Para dar virtualidad al principio de autonomía financiera de las comunidades autónomas en las normas que regulan el sistema de financiación autonómico se contempla la posibilidad de que el Estado ceda a las comunidades autónomas que así lo incluyan en sus respectivos Estatutos de Autonomía, tanto la recaudación de determinados impuestos como competencias normativas sobre determinados aspectos de los mismos. Uno de estos impuestos es el IP, respecto del cual se pueden ceder competencias normativas sobre el mínimo exento, la tarifa y las bonificaciones y deducciones.

«La reacción contra la bonificación de la Comunidad de Madrid y contra la que pretendía establecer Andalucía, del mismo cariz, ha sido la creación de este impuesto»

La Comunidad de Madrid, en el ejercicio de su competencia, aprobó en 2008 una bonificación en la cuota del 100%, que sigue vigente a día de hoy, de manera que este impuesto no se paga en esta comunidad autónoma.

En ningún momento el Estado ha impugnado esta bonificación ni ha activado mecanismo alguno encaminado a cuestionar en el contexto de la Ley Orgánica de Financiación de las comunidades autónomas la razonabilidad de una bonificación de este tipo ni su acomodo a los principios que  presiden el régimen de financiación autonómico definidos en esta norma.

La reacción contra esta bonificación y contra la que pretendía establecer Andalucía, del mismo cariz, ha sido la creación de este impuesto. No se oculta ya que así sea. En la justificación a la enmienda que comentamos, además del argumento de justicia ya aludido, se señala que la segunda finalidad de la norma es «armonizadora, con el objetivo de  disminuir las diferencias en el gravamen del patrimonio en las distintas comunidades autónomas, especialmente  para que la carga tributaria de los contribuyentes residentes en aquellas comunidades autónomas que han  suprimido total o parcialmente el gravamen del IP no difiera sustancialmente de la de los  contribuyentes de las comunidades autónomas en las que no se ha optado por reducir la tributación por dicho  impuesto».

Más claro no puede estar. Se asume que el Estado puede alterar a su antojo, en aras de la armonización, entendida esta como el propio Estado decida, la forma en la cual las comunidades autónomas administran sus competencias, hasta el punto de anularlas.

Sabiendo que esta es la finalidad se empieza a entender el ISGF, ya que es un impuesto prácticamente idéntico al IP, pero que sólo grava a patrimonios cuyo valor supera los tres  millones de euros y, a partir de este valor, pero que permite la deducción de las cuotas  satisfechas a las comunidades autónomas por el IP.
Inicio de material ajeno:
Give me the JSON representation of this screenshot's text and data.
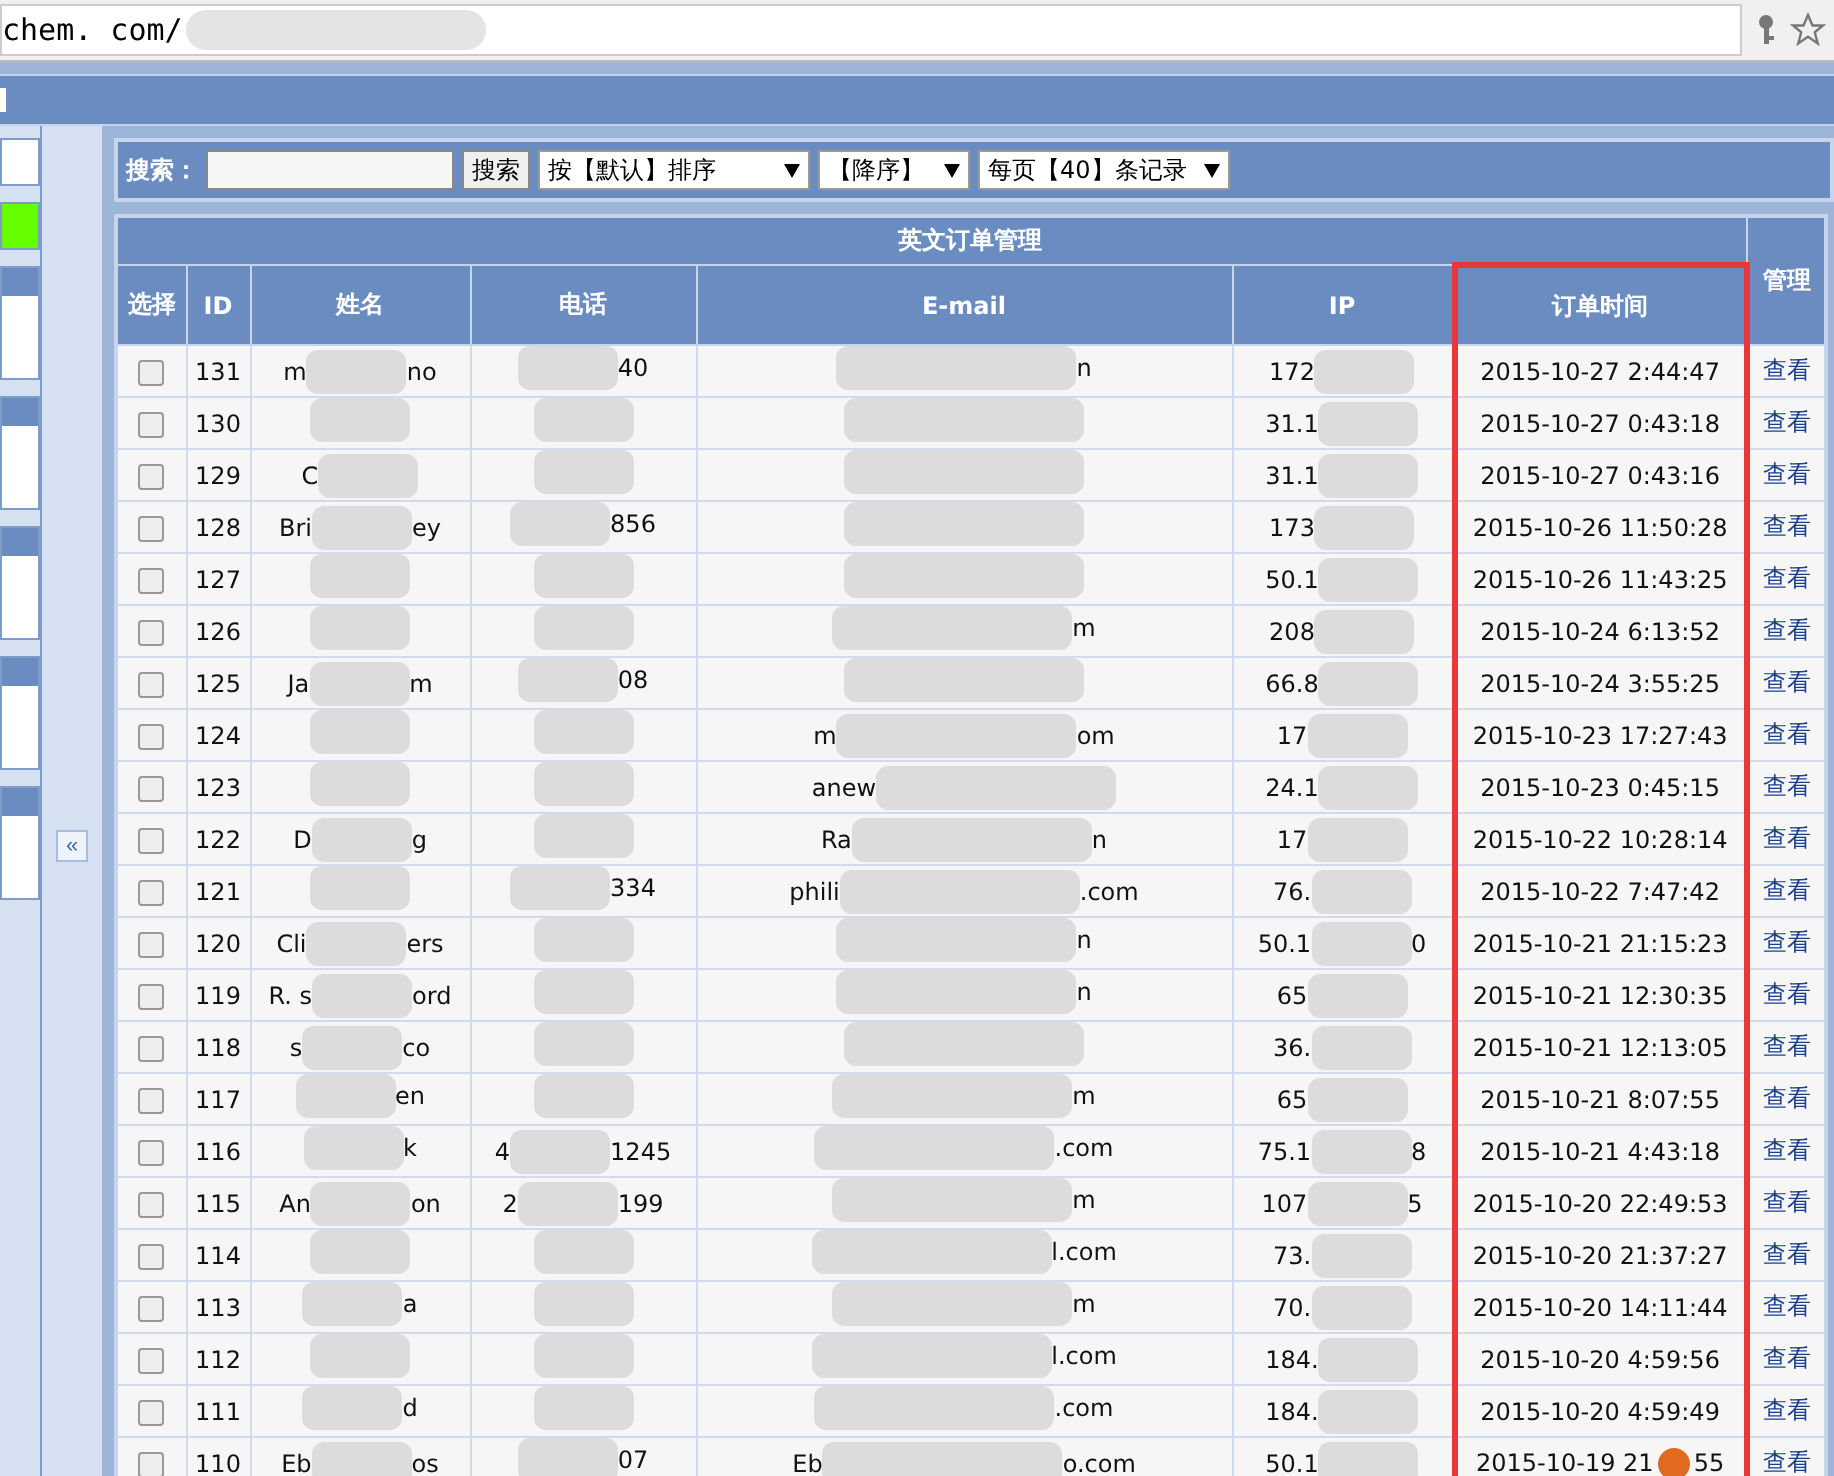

De este modo en todas aquellas comunidades autónomas en las que los tipos de gravamen de la tarifa aplicable a partir de los indicados tres millones sea igual o superior a los del ISGF no tendrán que  pagar este impuesto. En cambio, en las comunidades autónomas, como Madrid, que bonifiquen total o parcialmente  el IP, sus contribuyentes se verán abocados a pagar el ISFG.

Obviamente el conflicto con la Comunidad de Madrid está servido, pues ya ha anunciado que  recurrirá al Tribunal Constitucional esta norma.

Hasta aquí, las cuestiones que debieran desvelarse en ese hipotético procedimiento que hemos imaginado para acomodarnos al sistema de justicia americano.

Nos faltaría el alegato final. No se los voy a anticipar porque me da la impresión de que no estamos ante una película, sino ante una serie a la que todavía le quedan muchos capítulos. Aquí estaremos para tratar de contárselos.